2 - O consumidor deve ser informado, por escrito, pelo outro contraente do direito a que se refere o número anterior:
a) No momento da conclusão do contrato, nos casos referidos nos n.os 1 e 2 do artigo 1.º;
b) Até ao momento da conclusão do contrato, nos casos referidos nos n.os 3 e 4 do artigo 1.º;
c) Nos casos previstos no n.º 5 do artigo 1.º, quando a proposta de contrato é feita pelo consumidor.
3 - Os prazos previstos no n.º 1 podem ser alargados por acordo entre as partes.
4 - Têm-se por não escritas as cláusulas que estabeleçam a renúncia aos direitos previstos nos números anteriores, assim como as que estipulem uma indemnização ou penalização de qualquer tipo no caso de o consumidor exercer aqueles direitos.
Artigo 5.º
Forma de resolução do contrato, obrigações e direitos do consumidor
1 - Sem prejuízo de outras formas de notificação, entende-se exercido pelo consumidor o direito a que se refere o artigo anterior através da expedição, nos prazos aí previstos, de carta registada com aviso de recepção, comunicando ao outro contraente ou à pessoa para tal designada no contrato a vontade de o resolver.
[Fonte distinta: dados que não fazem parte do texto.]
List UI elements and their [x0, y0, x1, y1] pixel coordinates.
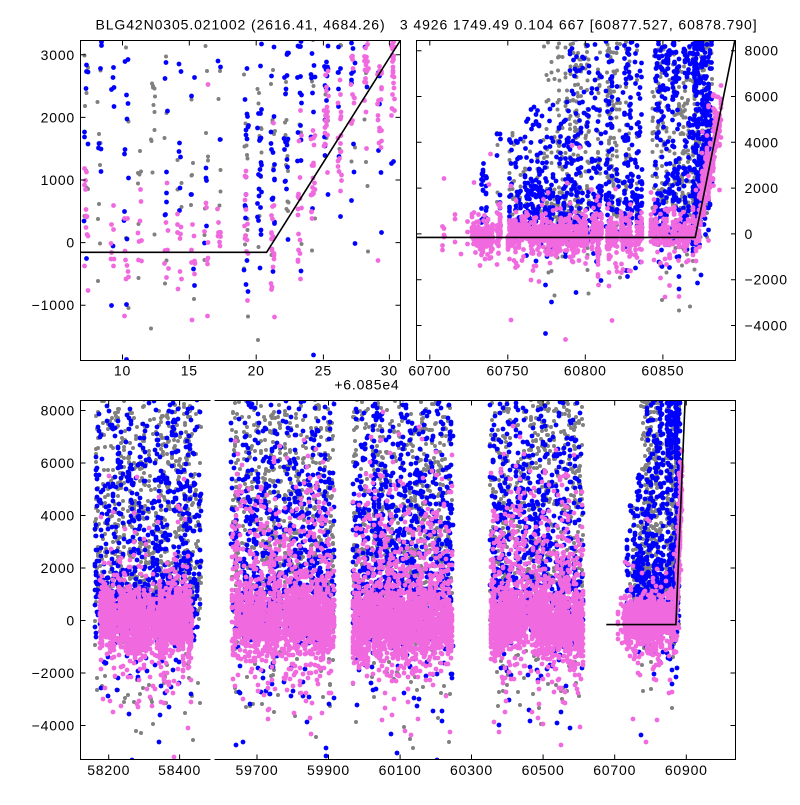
svg-text:58200: 58200 — [87, 762, 130, 778]
svg-text:−1000: −1000 — [32, 297, 75, 313]
svg-text:0: 0 — [66, 613, 75, 629]
svg-text:60900: 60900 — [665, 762, 708, 778]
svg-text:−2000: −2000 — [745, 272, 788, 288]
svg-text:−2000: −2000 — [32, 665, 75, 681]
svg-text:0: 0 — [66, 235, 75, 251]
svg-text:2000: 2000 — [745, 180, 779, 196]
svg-text:0: 0 — [745, 226, 754, 242]
svg-text:−4000: −4000 — [745, 318, 788, 334]
svg-text:60500: 60500 — [522, 762, 565, 778]
svg-text:4000: 4000 — [41, 508, 75, 524]
svg-text:60300: 60300 — [450, 762, 493, 778]
svg-text:BLG42N0305.021002 (2616.41, 46: BLG42N0305.021002 (2616.41, 4684.26) 3 4… — [95, 17, 757, 33]
svg-text:8000: 8000 — [745, 43, 779, 59]
svg-text:6000: 6000 — [41, 455, 75, 471]
svg-text:6000: 6000 — [745, 89, 779, 105]
svg-text:58400: 58400 — [158, 762, 201, 778]
svg-text:60700: 60700 — [593, 762, 636, 778]
svg-text:2000: 2000 — [41, 560, 75, 576]
svg-text:20: 20 — [248, 363, 265, 379]
svg-text:59700: 59700 — [236, 762, 279, 778]
svg-text:15: 15 — [181, 363, 198, 379]
svg-text:+6.085e4: +6.085e4 — [334, 377, 399, 393]
svg-text:10: 10 — [114, 363, 131, 379]
svg-text:59900: 59900 — [307, 762, 350, 778]
svg-text:8000: 8000 — [41, 403, 75, 419]
svg-text:25: 25 — [315, 363, 332, 379]
svg-text:1000: 1000 — [41, 172, 75, 188]
svg-text:30: 30 — [381, 363, 398, 379]
svg-text:4000: 4000 — [745, 134, 779, 150]
svg-text:60750: 60750 — [486, 363, 529, 379]
svg-text:3000: 3000 — [41, 47, 75, 63]
svg-text:60700: 60700 — [408, 363, 451, 379]
svg-text:60850: 60850 — [641, 363, 684, 379]
svg-text:2000: 2000 — [41, 109, 75, 125]
svg-text:60100: 60100 — [379, 762, 422, 778]
svg-text:−4000: −4000 — [32, 718, 75, 734]
svg-text:60800: 60800 — [564, 363, 607, 379]
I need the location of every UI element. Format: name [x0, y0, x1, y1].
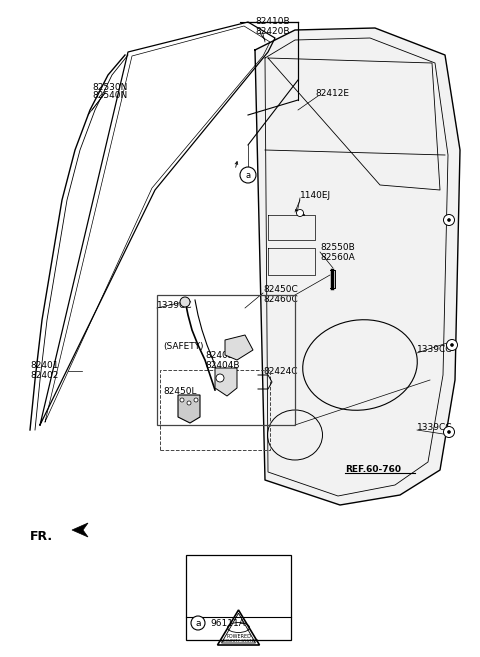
Circle shape [451, 344, 454, 346]
Text: 82412E: 82412E [315, 89, 349, 97]
Circle shape [187, 401, 191, 405]
Text: 1140EJ: 1140EJ [300, 191, 331, 200]
Polygon shape [215, 368, 237, 396]
Text: 1339CC: 1339CC [417, 422, 453, 432]
Text: 82404B: 82404B [205, 361, 240, 369]
Text: (SAFETY): (SAFETY) [163, 342, 204, 350]
Text: FR.: FR. [30, 530, 53, 543]
Circle shape [447, 219, 451, 221]
Text: 82540N: 82540N [92, 91, 127, 101]
Text: 82560A: 82560A [320, 254, 355, 263]
Circle shape [216, 374, 224, 382]
Circle shape [444, 214, 455, 225]
Circle shape [240, 167, 256, 183]
Text: 82403B: 82403B [205, 351, 240, 361]
Circle shape [446, 340, 457, 350]
Circle shape [444, 426, 455, 438]
Text: 82401: 82401 [30, 361, 59, 371]
Text: 1339CC: 1339CC [417, 346, 453, 355]
Polygon shape [255, 28, 460, 505]
Text: 82450C: 82450C [263, 286, 298, 294]
Circle shape [180, 297, 190, 307]
Text: 1339CC: 1339CC [157, 302, 192, 311]
Text: 82424C: 82424C [263, 367, 298, 376]
Text: 82450L: 82450L [163, 386, 196, 396]
Text: 82550B: 82550B [320, 244, 355, 252]
Text: SECURITY SYSTEM: SECURITY SYSTEM [220, 639, 257, 643]
Text: 82420B: 82420B [255, 26, 289, 35]
FancyBboxPatch shape [186, 555, 291, 640]
Circle shape [191, 616, 205, 630]
Circle shape [447, 430, 451, 434]
Text: 96111A: 96111A [210, 618, 245, 627]
Circle shape [297, 210, 303, 217]
Text: a: a [195, 618, 201, 627]
Circle shape [180, 398, 184, 402]
Text: 82460C: 82460C [263, 294, 298, 304]
Polygon shape [72, 523, 88, 537]
Text: 82402: 82402 [30, 371, 59, 380]
Circle shape [194, 398, 198, 402]
Polygon shape [178, 395, 200, 423]
Text: REF.60-760: REF.60-760 [345, 464, 401, 474]
Text: 82410B: 82410B [255, 18, 289, 26]
Text: POWERED: POWERED [226, 634, 251, 639]
Polygon shape [225, 335, 253, 360]
Text: 82530N: 82530N [92, 83, 127, 91]
Text: a: a [245, 171, 251, 179]
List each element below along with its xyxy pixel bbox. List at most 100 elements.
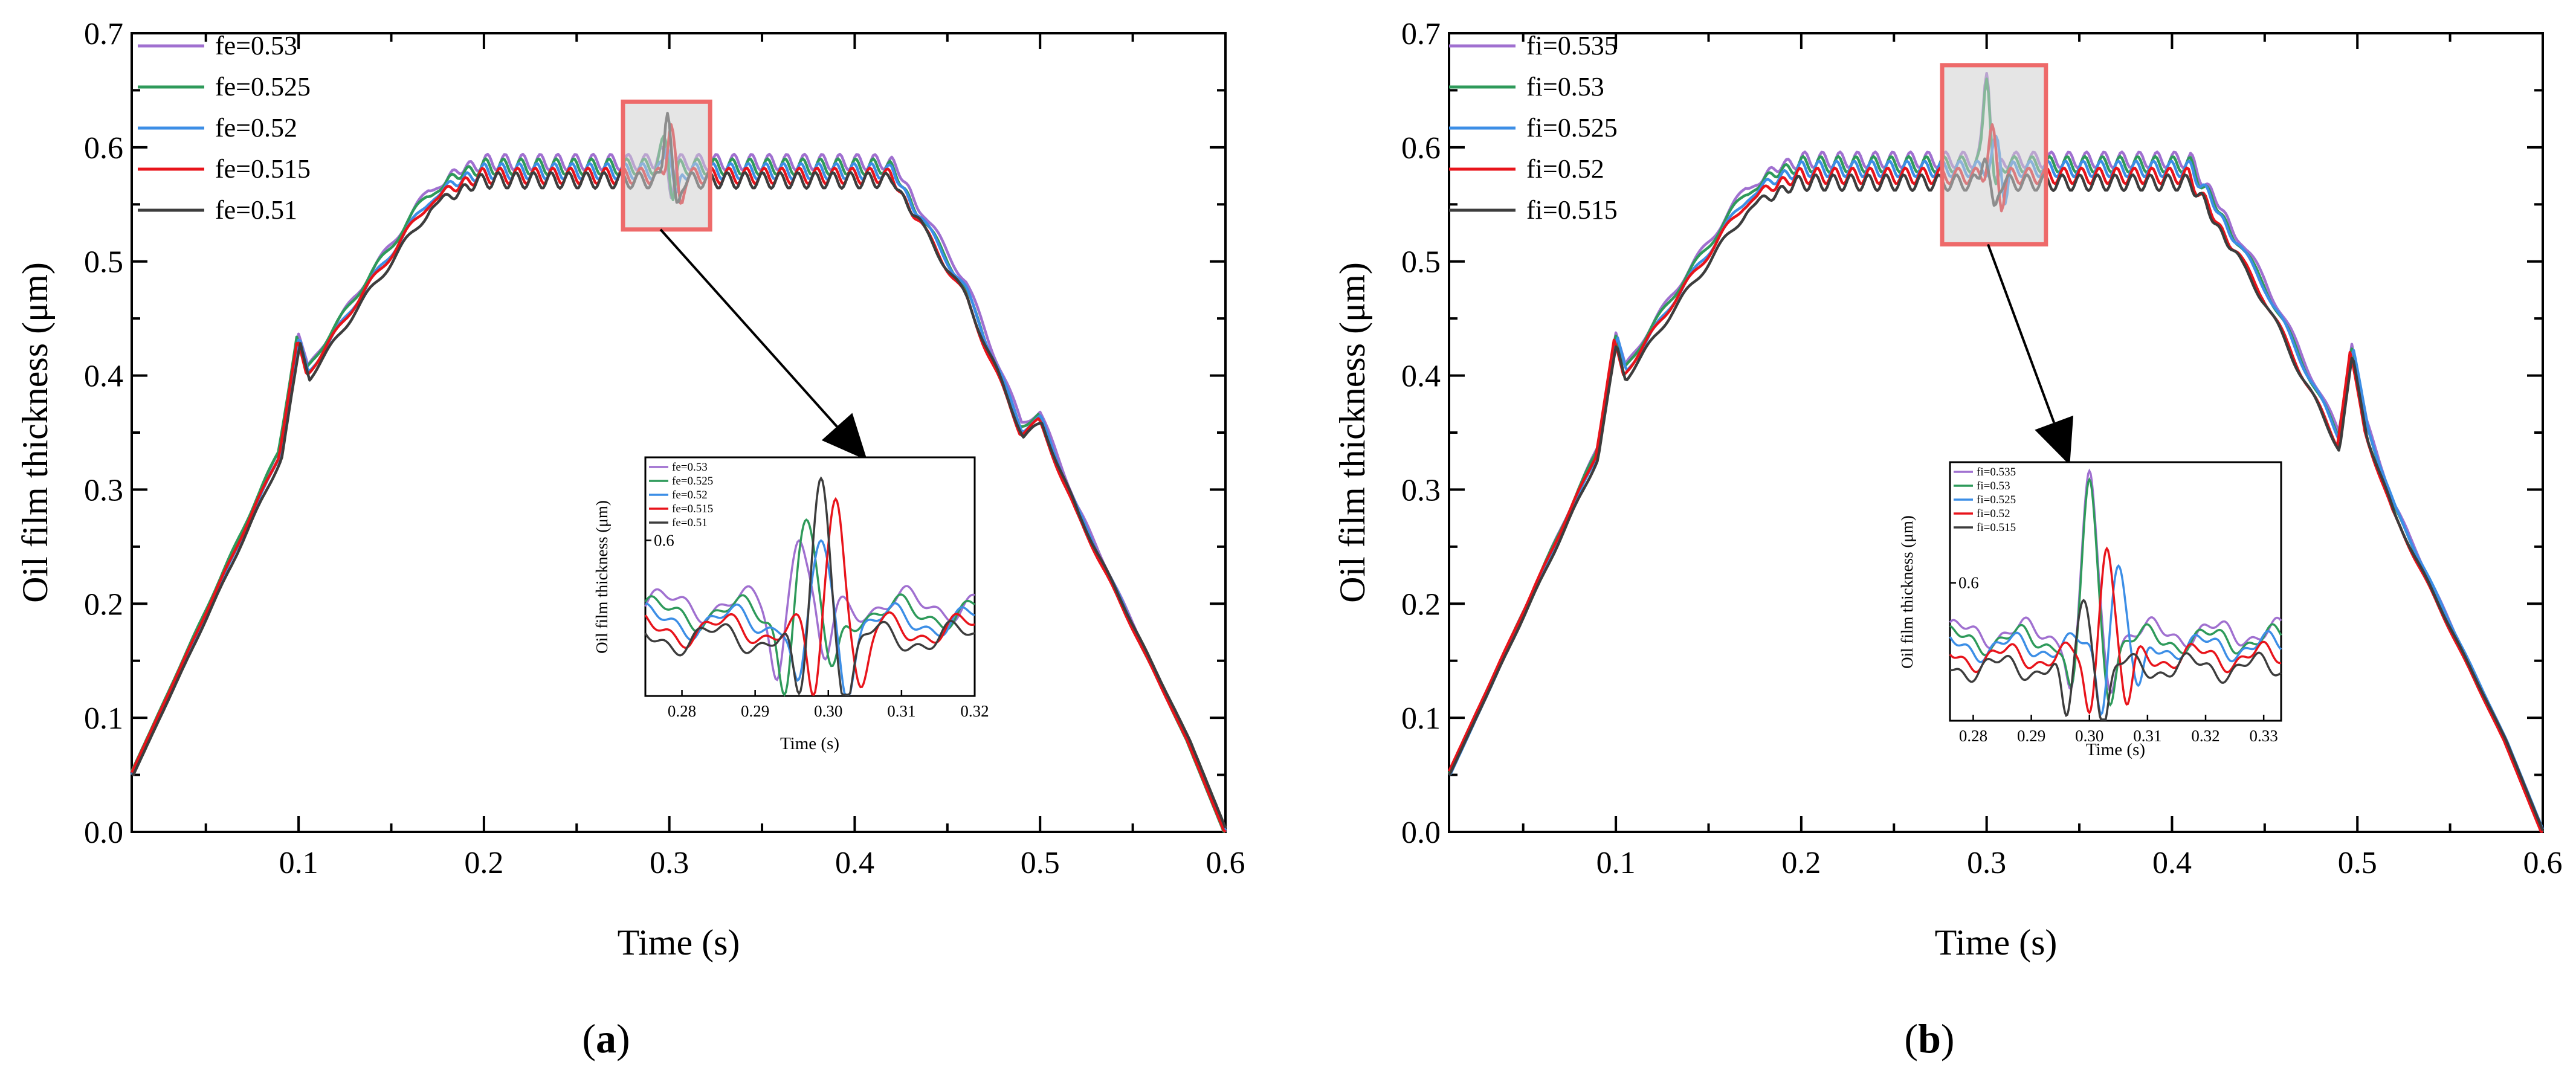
x-axis-label: Time (s) xyxy=(1935,923,2058,962)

2 - Em caso de resolução o consumidor deve conservar as mercadorias, de modo a poder restituí-las em devida forma, em prazo não superior a quinze dias úteis a contar da sua recepção, à entidade fornecedora ou à pessoa para tal designada no contrato.
3 - O consumidor deve ser reembolsado das despesas decorrentes da devolução no prazo de 30 dias úteis a contar da data em que a tenha efectuado.
Artigo 6.º
Pagamento antecipado
1 - Antes da recepção da mercadoria ou da prestação do serviço não pode ser exigido ao consumidor qualquer pagamento.2 - Qualquer quantia entregue pelo consumidor antes de findos os prazos previstos no artigo 4.º será considerada como prova do contrato e ter-se-á como entregue por conta do preço se aquele se concluir.
Artigo 7.º
Conteúdo dos catálogos e outros suportes publicitários
1 - Quando as vendas ao domicílio sejam acompanhadas ou precedidas de catálogos, revistas ou qualquer outro meio gráfico ou áudio-visual, devem os mesmos conter os elementos referidos nas alíneas b) a g) do n.º 1 do artigo 3.º, salvo quanto à alínea d), em que é apenas obrigatória a indicação do preço total, forma e condições de pagamento.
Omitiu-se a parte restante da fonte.